Given that regime of tight control over the currency, many global players are likely to assume a yuan-denominated oil benchmark would be firmly under Beijing’s thumb.

“My biggest reservations are the role of the Chinese central government, potential state intervention and favoritism toward Chinese companies,” said John Driscoll, director of JTD Energy Services in Singapore and a former oil trader whose career spans nearly 40 years.

“Will the contract create a level playing field? The biggest challenge in global oil markets may be ensuring that no country or entity garners a dominant advantage,” Driscoll added. “China may be world’s fastest growing and most formidable energy consumer, but its central government plays a dominant role in the energy sector.”

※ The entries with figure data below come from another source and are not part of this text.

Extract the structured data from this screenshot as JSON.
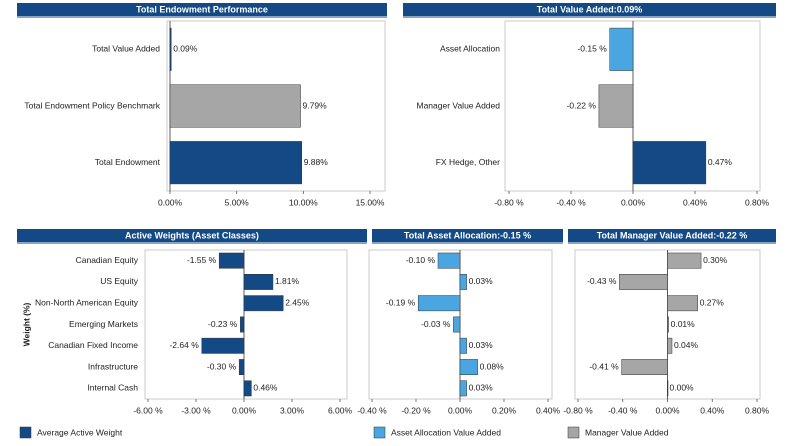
{
  "chart_data": [
    {
      "type": "bar",
      "orientation": "horizontal",
      "title": "Total Endowment Performance",
      "categories": [
        "Total Value Added",
        "Total Endowment Policy Benchmark",
        "Total Endowment"
      ],
      "values": [
        0.09,
        9.79,
        9.88
      ],
      "value_labels": [
        "0.09%",
        "9.79%",
        "9.88%"
      ],
      "colors": [
        "#134a86",
        "#a6a6a6",
        "#134a86"
      ],
      "xlim": [
        0,
        15
      ],
      "xticks": [
        {
          "value": 0,
          "label": "0.00%"
        },
        {
          "value": 5,
          "label": "5.00%"
        },
        {
          "value": 10,
          "label": "10.00%"
        },
        {
          "value": 15,
          "label": "15.00%"
        }
      ]
    },
    {
      "type": "bar",
      "orientation": "horizontal",
      "title": "Total Value Added:0.09%",
      "categories": [
        "Asset Allocation",
        "Manager Value Added",
        "FX Hedge, Other"
      ],
      "values": [
        -0.15,
        -0.22,
        0.47
      ],
      "value_labels": [
        "-0.15 %",
        "-0.22 %",
        "0.47%"
      ],
      "colors": [
        "#4aa6e0",
        "#a6a6a6",
        "#134a86"
      ],
      "xlim": [
        -0.8,
        0.8
      ],
      "xticks": [
        {
          "value": -0.8,
          "label": "-0.80 %"
        },
        {
          "value": -0.4,
          "label": "-0.40 %"
        },
        {
          "value": 0,
          "label": "0.00%"
        },
        {
          "value": 0.4,
          "label": "0.40%"
        },
        {
          "value": 0.8,
          "label": "0.80%"
        }
      ]
    },
    {
      "type": "bar",
      "orientation": "horizontal",
      "title": "Active Weights (Asset Classes)",
      "y_label": "Weight (%)",
      "categories": [
        "Canadian Equity",
        "US Equity",
        "Non-North American Equity",
        "Emerging Markets",
        "Canadian Fixed Income",
        "Infrastructure",
        "Internal Cash"
      ],
      "series": [
        {
          "name": "Average Active Weight",
          "color": "#134a86",
          "values": [
            -1.55,
            1.81,
            2.45,
            -0.23,
            -2.64,
            -0.3,
            0.46
          ],
          "value_labels": [
            "-1.55 %",
            "1.81%",
            "2.45%",
            "-0.23 %",
            "-2.64 %",
            "-0.30 %",
            "0.46%"
          ]
        }
      ],
      "xlim": [
        -6,
        6
      ],
      "xticks": [
        {
          "value": -6,
          "label": "-6.00 %"
        },
        {
          "value": -3,
          "label": "-3.00 %"
        },
        {
          "value": 0,
          "label": "0.00%"
        },
        {
          "value": 3,
          "label": "3.00%"
        },
        {
          "value": 6,
          "label": "6.00%"
        }
      ]
    },
    {
      "type": "bar",
      "orientation": "horizontal",
      "title": "Total Asset Allocation:-0.15 %",
      "series": [
        {
          "name": "Asset Allocation Value Added",
          "color": "#4aa6e0",
          "values": [
            -0.1,
            0.03,
            -0.19,
            -0.03,
            0.03,
            0.08,
            0.03
          ],
          "value_labels": [
            "-0.10 %",
            "0.03%",
            "-0.19 %",
            "-0.03 %",
            "0.03%",
            "0.08%",
            "0.03%"
          ]
        }
      ],
      "xlim": [
        -0.4,
        0.4
      ],
      "xticks": [
        {
          "value": -0.4,
          "label": "-0.40 %"
        },
        {
          "value": -0.2,
          "label": "-0.20 %"
        },
        {
          "value": 0,
          "label": "0.00%"
        },
        {
          "value": 0.2,
          "label": "0.20%"
        },
        {
          "value": 0.4,
          "label": "0.40%"
        }
      ]
    },
    {
      "type": "bar",
      "orientation": "horizontal",
      "title": "Total Manager Value Added:-0.22 %",
      "series": [
        {
          "name": "Manager Value Added",
          "color": "#a6a6a6",
          "values": [
            0.3,
            -0.43,
            0.27,
            0.01,
            0.04,
            -0.41,
            0.0
          ],
          "value_labels": [
            "0.30%",
            "-0.43 %",
            "0.27%",
            "0.01%",
            "0.04%",
            "-0.41 %",
            "0.00%"
          ]
        }
      ],
      "xlim": [
        -0.8,
        0.8
      ],
      "xticks": [
        {
          "value": -0.8,
          "label": "-0.80 %"
        },
        {
          "value": -0.4,
          "label": "-0.40 %"
        },
        {
          "value": 0,
          "label": "0.00%"
        },
        {
          "value": 0.4,
          "label": "0.40%"
        },
        {
          "value": 0.8,
          "label": "0.80%"
        }
      ]
    }
  ]
}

Beijing is likely to lean heavily on state-owned oil companies to adopt the yuan-based contract in an effort to drum up activity and generate sufficient liquidity — the lifeblood of any financial instrument. But despite the scale they bring, involving such state-backed players risks discouraging participants outside China.

Final stage

The main hope for the survival of a yuan-based oil futures contract, according to FGE’s Brown, is that the government pushes the Chinese national oil companies onto the exchange.

Still, he added, “Most counterparties will not want anything to do with this contract as it adds in a layer of cost and risk. They also don’t like contracts with only a few dominant buyers or sellers and a government role.

Beijing is plowing ahead regardless, and state-run media reported in September the plan was “moving swiftly.”

Yuan pricing and clearing of crude oil futures is the “beginning” of a broader strategic push “to support yuan pricing and clearing in commodities futures trading,” Pan Gongsheng, director of the State Administration of Foreign Exchange, said last month.

To support the new benchmark, China has opened more than 6,000 trading accounts for the crude futures contract, Reuters reported in July.

‘Well-advanced’

The market’s response to the yuan-priced oil benchmark is likely to be lukewarm at first, “but could grow over time, especially if it sparks other commodity hedging tools,” said Rachel Ziemba, managing director of emerging markets at Roubini Global Economics.

China is likely to approach its main crude oil suppliers in the Middle East, Russia and Asia — some of who already accept the yuan as payment — to price their cargoes off a Chinese benchmark.

“The U.S. coverage is dropping off,” said Juerg Kiener, managing director and chief investment officer of asset manager Swiss Asia Capital. “Iraq, Russia and Indonesia have all joined in non-dollar trades.”

The petro-yuan is “well-advanced” and already “structurally in place,” Kiener added: “As China is an importer it will push harder to get yuan contracts.”